The greatest obstacle to the correct understanding of the theory in Germany is the irresponsible neglect of the literature of economic history. It is hard not only to get rid of historical conceptions which have been drummed into one’s head at school but even more so to gather together the material necessary to do it. Who has even read, e.g., old G. v. Gülich, whose dry accumulation of material nonetheless contains so much stuff which explains innumerable political facts?
In addition I believe that the fine example which Marx himself gives in his Eighteenth Brumaire ought to give you considerable information on your questions just because it is a practical illustration. I also believe that in the Anti-Dühring, ch.I, 9-11, and II, 2-4, as well as III, 1, or the introduction, and then in the final section of Feuerbach, I have already treated most of the points.
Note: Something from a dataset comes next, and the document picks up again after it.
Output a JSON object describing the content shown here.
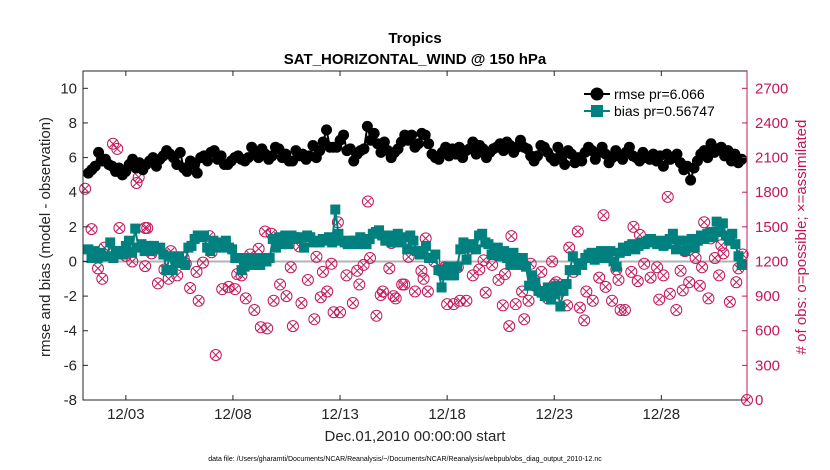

I beg of you not to weigh gingerly each separate word of the above by itself but to take the connections into account. I am sorry that I have not the time to work things out and write you with the same exact detail that I would have to do for publication.
Please pay my respects to Mr. ... and thank him for me for sending along the ..., which cheered me up greatly.
F. Engels
Footnote
<"n4">4. 1. To what extent are economic relations causally effective (are they sufficient causes, occasions or permanent conditions etc., of social development)? 2. What roles do the factors of race and historical personality play in Marx-Engels’ conception of history? – H.D.